3 out of 4 people in poverty globally rely on agriculture to survive, something which is becoming increasingly hard to maintain due to rising temperatures and natural disasters. Increasingly occurring hurricanes, wildfires and droughts drive people from their homes, and jeopardise crops, livestock and water sources with drought.
Countries like Haiti and Timor-Leste, which are considered amongst the world’s poorest, are geographically placed alongside earthquake fault lines and surrounded by water, making them not only vulnerable, but also without the financial resources to cope.
In Niger, the ‘hunger gap’ is the dry season in between when food stores have been consumed and the next harvest is ready; climate change has increased this period, meaning families must go without food for longer.
And this trickles down to create further inequalities within communities; Angela Baschieri, population dynamics policy adviser for UNFPA, says global warming disproportionately affects women: “The reality is that when intense rains fall more frequently causing floods, or spells of drought last several years causing food insecurity, or landslides, hurricanes or cyclones hit threatening lives, livelihoods and natural resources, those with the fewest resources are most susceptible to the negative effects – particularly women, the majority of the world’s poor.”
Women still have unequal access to finances, land ownership education and reproductive healthcare globally.
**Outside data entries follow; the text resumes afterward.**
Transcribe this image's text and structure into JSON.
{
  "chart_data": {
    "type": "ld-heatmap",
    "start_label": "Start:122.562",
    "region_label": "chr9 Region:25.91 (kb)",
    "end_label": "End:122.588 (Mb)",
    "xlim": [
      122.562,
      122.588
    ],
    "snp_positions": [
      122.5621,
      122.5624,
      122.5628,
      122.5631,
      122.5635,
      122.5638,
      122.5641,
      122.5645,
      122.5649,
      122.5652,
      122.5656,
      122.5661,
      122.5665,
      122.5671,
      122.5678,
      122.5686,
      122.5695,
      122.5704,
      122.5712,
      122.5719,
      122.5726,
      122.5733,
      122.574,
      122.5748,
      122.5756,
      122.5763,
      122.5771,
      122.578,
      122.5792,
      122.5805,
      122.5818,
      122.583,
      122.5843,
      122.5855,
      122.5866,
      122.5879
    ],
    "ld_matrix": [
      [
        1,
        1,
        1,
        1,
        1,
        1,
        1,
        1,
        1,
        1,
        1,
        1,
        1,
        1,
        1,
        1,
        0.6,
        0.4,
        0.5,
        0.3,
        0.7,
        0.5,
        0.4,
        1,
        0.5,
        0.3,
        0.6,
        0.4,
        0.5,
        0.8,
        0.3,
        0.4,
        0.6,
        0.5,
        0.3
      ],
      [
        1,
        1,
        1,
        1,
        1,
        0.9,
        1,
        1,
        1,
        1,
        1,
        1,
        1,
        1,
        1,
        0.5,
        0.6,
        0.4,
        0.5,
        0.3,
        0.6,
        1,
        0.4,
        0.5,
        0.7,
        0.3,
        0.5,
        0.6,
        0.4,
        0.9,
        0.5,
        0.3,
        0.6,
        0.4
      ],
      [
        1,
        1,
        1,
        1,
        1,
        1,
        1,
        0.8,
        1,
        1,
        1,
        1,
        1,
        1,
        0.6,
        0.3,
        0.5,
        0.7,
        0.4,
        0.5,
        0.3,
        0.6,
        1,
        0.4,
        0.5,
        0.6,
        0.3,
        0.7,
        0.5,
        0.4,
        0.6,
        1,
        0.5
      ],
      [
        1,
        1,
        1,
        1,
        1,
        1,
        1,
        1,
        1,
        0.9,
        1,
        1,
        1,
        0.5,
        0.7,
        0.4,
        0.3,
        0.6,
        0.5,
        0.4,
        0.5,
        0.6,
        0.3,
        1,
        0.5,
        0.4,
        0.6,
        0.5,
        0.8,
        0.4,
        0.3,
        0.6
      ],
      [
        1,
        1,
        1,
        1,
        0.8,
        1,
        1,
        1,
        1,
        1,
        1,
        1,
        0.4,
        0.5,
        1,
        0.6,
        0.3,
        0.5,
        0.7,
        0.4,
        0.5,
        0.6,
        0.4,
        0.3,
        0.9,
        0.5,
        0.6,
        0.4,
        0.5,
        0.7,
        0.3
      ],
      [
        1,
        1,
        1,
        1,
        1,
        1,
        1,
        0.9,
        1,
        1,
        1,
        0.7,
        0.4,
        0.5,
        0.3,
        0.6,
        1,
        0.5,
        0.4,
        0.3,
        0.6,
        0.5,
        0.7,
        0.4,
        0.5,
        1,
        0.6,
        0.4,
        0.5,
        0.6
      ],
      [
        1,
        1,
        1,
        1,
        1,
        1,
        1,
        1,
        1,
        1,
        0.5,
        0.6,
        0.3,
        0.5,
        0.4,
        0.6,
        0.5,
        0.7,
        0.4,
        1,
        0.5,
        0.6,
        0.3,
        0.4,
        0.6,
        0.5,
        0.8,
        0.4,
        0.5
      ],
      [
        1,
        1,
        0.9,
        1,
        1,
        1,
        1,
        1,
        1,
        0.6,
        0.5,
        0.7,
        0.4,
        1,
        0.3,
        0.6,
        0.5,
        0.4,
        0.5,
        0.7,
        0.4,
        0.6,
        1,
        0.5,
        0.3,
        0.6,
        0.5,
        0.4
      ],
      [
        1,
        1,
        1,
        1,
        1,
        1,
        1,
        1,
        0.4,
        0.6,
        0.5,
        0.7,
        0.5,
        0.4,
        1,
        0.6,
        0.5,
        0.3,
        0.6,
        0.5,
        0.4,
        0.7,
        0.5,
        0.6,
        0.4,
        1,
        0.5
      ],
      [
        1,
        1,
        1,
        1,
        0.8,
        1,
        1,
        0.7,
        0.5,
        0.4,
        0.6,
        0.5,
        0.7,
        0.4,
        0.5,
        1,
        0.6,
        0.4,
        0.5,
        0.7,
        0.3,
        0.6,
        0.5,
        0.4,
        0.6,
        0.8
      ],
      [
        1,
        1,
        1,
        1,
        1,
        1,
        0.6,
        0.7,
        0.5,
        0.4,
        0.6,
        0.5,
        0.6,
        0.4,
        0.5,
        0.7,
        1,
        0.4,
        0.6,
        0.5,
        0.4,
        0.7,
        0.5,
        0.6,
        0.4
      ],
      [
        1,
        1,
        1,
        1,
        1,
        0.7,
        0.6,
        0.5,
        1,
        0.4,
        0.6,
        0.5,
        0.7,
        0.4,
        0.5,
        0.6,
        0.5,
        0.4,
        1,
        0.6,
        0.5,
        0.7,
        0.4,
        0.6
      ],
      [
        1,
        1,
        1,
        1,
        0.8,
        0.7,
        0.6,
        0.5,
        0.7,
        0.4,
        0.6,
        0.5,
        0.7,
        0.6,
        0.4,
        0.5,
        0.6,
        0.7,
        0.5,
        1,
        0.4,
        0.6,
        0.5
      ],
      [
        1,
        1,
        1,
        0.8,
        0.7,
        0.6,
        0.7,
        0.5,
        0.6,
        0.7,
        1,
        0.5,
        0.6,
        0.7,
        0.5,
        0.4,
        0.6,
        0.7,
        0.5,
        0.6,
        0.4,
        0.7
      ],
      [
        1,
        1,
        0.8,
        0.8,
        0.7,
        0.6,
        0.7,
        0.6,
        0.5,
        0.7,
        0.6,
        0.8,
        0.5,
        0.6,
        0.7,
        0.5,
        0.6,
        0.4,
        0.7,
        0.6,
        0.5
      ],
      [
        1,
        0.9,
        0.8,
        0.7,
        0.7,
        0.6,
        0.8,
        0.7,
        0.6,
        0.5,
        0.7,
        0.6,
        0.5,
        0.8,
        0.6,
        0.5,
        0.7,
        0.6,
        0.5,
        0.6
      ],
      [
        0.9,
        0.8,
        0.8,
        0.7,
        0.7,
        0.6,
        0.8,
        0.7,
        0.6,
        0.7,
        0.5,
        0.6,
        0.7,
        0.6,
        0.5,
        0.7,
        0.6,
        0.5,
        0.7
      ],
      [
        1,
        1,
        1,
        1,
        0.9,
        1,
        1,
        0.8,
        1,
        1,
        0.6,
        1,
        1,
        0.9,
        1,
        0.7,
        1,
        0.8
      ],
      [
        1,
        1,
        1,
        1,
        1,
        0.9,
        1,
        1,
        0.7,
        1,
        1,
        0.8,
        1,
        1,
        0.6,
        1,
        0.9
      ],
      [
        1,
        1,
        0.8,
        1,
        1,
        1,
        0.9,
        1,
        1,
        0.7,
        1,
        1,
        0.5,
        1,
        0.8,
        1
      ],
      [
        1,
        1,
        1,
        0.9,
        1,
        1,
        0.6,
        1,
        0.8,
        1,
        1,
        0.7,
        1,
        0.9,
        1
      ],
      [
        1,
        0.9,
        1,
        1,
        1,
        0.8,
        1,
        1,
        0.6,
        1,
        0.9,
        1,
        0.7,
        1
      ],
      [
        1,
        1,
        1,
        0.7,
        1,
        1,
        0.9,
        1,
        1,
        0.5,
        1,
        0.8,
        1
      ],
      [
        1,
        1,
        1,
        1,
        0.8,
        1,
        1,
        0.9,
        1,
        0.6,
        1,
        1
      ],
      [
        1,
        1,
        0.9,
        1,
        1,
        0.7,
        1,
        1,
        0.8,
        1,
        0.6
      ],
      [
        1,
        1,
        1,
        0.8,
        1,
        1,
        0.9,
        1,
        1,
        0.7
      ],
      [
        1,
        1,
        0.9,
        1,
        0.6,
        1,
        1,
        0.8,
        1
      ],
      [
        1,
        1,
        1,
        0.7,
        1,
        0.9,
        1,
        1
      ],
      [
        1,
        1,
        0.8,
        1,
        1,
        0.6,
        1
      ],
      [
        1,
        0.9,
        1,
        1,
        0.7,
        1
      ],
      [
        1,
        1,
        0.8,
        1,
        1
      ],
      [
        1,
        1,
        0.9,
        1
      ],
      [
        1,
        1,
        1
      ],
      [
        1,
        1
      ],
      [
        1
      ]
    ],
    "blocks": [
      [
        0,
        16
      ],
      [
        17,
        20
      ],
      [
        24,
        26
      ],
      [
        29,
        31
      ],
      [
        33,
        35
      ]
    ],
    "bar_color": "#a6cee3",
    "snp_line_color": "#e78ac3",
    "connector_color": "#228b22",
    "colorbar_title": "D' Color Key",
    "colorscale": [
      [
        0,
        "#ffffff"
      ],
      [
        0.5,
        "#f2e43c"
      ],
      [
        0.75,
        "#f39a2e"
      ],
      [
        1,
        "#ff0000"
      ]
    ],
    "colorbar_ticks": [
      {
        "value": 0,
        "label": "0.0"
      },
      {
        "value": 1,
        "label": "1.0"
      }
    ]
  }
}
This means they’re more susceptible to gender-based violence; as climate change limits access to food and access, women have to walk farther distances, making them more vulnerable.
Suffering begets suffering, and it’s a global pattern; the United Nations Population Fund (UNFPA) also found that sex trafficking spiked in Asia-Pacific after cyclones and typhoons, and domestic violence rose during droughts in East Africa and tropical storms in Latin America. Domestic violence, sexual abuse and FGM also grew during long droughts in Uganda.